The proposed U.K. Telecommunications (Security) Bill, now close to Parliamentary approval, should provide a framework for addressing the strategic risks in Huawei and other manufacturers’ products differently, the report says. Briefly, the bill would give the government new powers to boost the security standards of the U.K.’s telecommunication networks, including banning risky equipment suppliers and setting technical standards to be met.
The NCSC anticipates that the new security obligations in the bill will result in improvements in the security of all vendor equipment, the report adds.
Last year the U.K. banned telecom companies there from installing Huawei equipment on their 5G wireless networks.
Meanwhile Canada still has made no decision on whether it will allow carriers here to use Huawei equipment in their 5G wireless networks. It is assumed Ottawa’s decision is complicated by the detention of two Canadians in China while a Vancouver hearing on an extradition request from the U.S. for Huawei chief financial officer Meng Wanzhou continues.
In the meantime, Canadian carriers have decided to buy wireless network gear from other vendors.
The U.K. report admits there was “sustained progress” last year on remediating problems found in previous reports. That includes considerable progress on rectification of motherboards with an old and out-of-mainstream-support component, and progress on binary equivalence, fixed access issues, and vulnerability management.
One problem is Huawei uses an old version of a third-party realtime operating system in some products, the report says. This component went out-of-mainstream support last year, although some products using those motherboards are still in U.K. telecom networks. They are steadily being remediated, but about 25 per cent of the Huawei gear in U.K. telecom networks still to be fixed.
All vulnerabilities in “particularly poor code” identified in fixed network wireless products in 2019 have been fixed. During 2020, Huawei effectively remediated all vulnerabilities discovered and reported by the centre in line with expectations, the report adds.
The Huawei Cyber Security Evaluation Centre was set up 10 years ago in the U.K., allowing government scrutiny of fixed and wireless networks products amid concerns about security. It is owned indirectly by Huawei Technologies. The oversight board’s job is to ensure it is independent from the company, and that the centre’s testing methodologies are sound. The NCSC chooses the equipment to be tested.
The oversight board is chaired by the NCSC’s chief executive. A senior Huawei executive is the deputy chair. Other members of the board include representatives from the U.K. government and the telecommunications sector.
According to the Globe and Mail, Canada has a similar centre here. However, the government doesn’t issue reports on its work.
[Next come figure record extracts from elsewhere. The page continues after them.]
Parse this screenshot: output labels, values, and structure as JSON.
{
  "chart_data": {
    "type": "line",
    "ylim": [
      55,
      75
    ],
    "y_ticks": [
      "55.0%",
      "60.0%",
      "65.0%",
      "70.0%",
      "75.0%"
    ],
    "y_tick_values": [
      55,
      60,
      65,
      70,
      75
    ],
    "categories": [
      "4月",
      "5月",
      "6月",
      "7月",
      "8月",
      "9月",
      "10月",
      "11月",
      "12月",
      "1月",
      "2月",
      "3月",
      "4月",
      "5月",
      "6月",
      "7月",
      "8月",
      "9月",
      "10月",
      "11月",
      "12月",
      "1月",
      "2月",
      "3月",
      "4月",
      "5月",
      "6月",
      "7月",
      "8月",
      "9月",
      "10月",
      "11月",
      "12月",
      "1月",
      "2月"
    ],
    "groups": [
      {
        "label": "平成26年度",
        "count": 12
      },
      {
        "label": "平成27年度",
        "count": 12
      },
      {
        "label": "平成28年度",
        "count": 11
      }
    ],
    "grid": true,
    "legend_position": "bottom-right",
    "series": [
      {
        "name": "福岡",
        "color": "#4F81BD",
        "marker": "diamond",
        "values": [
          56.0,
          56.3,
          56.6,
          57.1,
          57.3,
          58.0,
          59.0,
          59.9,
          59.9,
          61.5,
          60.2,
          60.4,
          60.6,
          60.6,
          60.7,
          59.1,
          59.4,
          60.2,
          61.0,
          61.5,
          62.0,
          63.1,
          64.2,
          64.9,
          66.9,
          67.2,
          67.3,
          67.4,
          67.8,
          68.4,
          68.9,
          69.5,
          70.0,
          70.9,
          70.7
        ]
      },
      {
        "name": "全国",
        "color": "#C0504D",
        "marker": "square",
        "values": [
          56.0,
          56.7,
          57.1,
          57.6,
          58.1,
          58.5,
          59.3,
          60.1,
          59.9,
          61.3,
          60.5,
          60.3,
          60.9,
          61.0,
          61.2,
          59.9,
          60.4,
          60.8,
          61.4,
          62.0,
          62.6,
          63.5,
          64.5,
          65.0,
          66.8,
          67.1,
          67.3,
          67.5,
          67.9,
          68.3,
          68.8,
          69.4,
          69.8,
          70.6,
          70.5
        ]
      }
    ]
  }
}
The news site Light Reading notes that the U.K. doesn’t test network equipment from Ericsson or Nokia.
In its report for 2019, delivered last year, the oversight board said it “has not yet seen anything to give it confidence in Huawei’s capacity to successfully complete the elements of the [software development] transformation program that it has proposed as a means of addressing these underlying defects.”
The U.S. and the U.K. have worried for years that Huawei is too close to the Chinese government to trust its equipment. In 2019 the U.S. consul in Toronto warned Canada against allowing wireless network carriers here to buy 5G equipment from Chinese manufacturers.